Would it be legitimate avoidance to settle the property on her and her husband as joint tenants, with her to retain a life interest?
Yes it is unfair, and they are moving the goalposts, but it is not retrospective taxation any more than the new rules against contractor loan schemes are retrospective. The tax applies to a present or future event; ie. the gain in the case of the landlady and the on-going loan in the case of the contractor.
They are also being disingenuous in saying that it restricts letting relief to owners still in occupation, as they know full well that most people with lodgers are exempt anyway. Even those with more than one lodger are exempt if it is not a business in the proper sense of the word (although the taxman will try to argue that 1 is the limit). House shares, for example, are exempt.
What they are really doing is restricting letting relief to Rigsby and his like. In other words, those who run what are effectively boarding houses.
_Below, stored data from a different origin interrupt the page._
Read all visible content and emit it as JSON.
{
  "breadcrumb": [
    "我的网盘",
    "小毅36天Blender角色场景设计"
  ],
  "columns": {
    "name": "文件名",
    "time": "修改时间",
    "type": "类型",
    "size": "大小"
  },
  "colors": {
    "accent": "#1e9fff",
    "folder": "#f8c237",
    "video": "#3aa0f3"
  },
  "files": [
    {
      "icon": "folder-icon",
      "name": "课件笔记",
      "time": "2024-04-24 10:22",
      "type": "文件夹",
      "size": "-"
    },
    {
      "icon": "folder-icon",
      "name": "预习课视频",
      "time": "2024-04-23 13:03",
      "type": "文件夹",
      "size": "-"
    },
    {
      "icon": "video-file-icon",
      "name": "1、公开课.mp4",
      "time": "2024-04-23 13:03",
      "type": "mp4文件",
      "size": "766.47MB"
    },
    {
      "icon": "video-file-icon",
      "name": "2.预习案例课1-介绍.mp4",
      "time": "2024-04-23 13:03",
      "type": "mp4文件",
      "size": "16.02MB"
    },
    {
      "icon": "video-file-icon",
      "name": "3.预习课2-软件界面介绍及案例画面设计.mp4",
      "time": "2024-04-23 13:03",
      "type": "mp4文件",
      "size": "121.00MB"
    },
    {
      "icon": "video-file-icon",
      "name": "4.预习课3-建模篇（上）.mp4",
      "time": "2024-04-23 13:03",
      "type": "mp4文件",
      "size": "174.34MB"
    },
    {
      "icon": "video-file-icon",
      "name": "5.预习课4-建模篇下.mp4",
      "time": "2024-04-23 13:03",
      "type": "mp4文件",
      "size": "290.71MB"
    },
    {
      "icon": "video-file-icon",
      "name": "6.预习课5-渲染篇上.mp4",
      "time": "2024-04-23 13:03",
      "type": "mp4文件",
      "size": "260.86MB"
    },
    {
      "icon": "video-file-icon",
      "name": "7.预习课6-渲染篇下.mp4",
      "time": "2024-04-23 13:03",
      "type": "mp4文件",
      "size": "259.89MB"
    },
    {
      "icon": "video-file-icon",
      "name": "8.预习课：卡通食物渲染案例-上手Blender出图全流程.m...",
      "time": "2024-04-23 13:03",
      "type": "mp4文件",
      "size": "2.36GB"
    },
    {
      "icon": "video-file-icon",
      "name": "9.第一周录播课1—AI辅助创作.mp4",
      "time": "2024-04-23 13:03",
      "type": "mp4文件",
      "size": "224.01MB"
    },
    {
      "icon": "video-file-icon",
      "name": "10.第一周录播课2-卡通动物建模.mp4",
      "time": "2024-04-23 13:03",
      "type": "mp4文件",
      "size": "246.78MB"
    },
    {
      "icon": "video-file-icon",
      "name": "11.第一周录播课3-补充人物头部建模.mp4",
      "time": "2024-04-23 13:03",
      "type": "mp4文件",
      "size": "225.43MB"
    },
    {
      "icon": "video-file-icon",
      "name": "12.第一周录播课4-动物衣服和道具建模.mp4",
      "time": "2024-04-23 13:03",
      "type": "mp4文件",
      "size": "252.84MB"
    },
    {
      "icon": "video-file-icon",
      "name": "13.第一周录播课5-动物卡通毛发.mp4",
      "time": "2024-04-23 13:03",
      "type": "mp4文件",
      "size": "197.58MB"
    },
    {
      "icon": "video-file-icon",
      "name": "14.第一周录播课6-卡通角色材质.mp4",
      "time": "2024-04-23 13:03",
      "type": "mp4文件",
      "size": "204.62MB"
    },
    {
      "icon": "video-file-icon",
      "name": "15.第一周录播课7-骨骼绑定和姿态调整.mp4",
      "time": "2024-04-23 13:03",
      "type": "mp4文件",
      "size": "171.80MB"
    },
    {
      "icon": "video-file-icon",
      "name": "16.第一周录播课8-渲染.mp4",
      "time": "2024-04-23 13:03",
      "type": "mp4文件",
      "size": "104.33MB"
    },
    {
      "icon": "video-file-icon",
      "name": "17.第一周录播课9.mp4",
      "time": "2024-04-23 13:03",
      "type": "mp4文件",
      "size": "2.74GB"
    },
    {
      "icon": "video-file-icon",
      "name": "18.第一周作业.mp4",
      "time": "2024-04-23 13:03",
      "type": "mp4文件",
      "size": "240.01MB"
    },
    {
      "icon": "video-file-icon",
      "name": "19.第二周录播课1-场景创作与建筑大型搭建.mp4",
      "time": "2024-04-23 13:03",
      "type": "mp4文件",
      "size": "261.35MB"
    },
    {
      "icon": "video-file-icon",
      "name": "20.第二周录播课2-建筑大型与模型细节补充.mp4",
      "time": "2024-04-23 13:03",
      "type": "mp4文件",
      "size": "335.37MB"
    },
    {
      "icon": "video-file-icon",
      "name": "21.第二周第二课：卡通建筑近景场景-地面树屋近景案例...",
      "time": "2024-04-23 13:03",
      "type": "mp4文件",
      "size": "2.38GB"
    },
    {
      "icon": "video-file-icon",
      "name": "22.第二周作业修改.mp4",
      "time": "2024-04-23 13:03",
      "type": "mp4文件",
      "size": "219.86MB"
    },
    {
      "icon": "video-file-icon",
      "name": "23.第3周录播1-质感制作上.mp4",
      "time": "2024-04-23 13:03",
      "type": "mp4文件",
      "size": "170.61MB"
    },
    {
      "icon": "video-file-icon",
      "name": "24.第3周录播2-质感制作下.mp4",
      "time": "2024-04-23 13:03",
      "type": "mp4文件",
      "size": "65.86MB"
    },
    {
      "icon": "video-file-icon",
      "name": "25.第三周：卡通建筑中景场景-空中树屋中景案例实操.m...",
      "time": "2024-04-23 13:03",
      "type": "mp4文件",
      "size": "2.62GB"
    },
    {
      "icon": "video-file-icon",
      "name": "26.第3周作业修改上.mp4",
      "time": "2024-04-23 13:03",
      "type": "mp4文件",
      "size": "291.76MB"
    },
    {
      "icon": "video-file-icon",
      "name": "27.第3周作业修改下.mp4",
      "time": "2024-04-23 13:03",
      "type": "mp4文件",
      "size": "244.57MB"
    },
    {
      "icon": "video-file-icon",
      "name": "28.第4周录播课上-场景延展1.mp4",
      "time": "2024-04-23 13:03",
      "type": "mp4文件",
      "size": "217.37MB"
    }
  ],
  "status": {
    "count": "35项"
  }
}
Thank you for your interest. I am glad we agree that the withdrawal of the relief is unfair.
You have compared my understanding of whether this is retrospective or not is like the contractor loan scheme. A lot of people seem to think the latter actually is retrospective, or at least ,retroactive.:
https://www.tax.org.uk/media-centre/press-releases/press-release-treasur...
When capital gains tax was introduced in 1965, it was designed to be effective from that date. There was either a time apportionment or you could elect to have the gain base on the increase from budget day value. This would be a preferrable approach.
I shall now search their website and see if they say anything about this development.
I am glad you agree that the withdrawal of lettings relief is unfair.
On the issue of the relief is retrospective , it seems some people think contractor loan schemes are retrospective, or at lease retroactive, including the CIOT. https://www.tax.org.uk/media-centre/press-releases/press-release-treasur...
Sorry, I seemed to have duplicated part of my reply to you.
But I have found this, from CIOT:
https://www.tax.org.uk/policy-technical/open-consultations/cgt-private-r...
Having retired some time ago, my own comment might not carry much weight. But I shall watch their site with interest.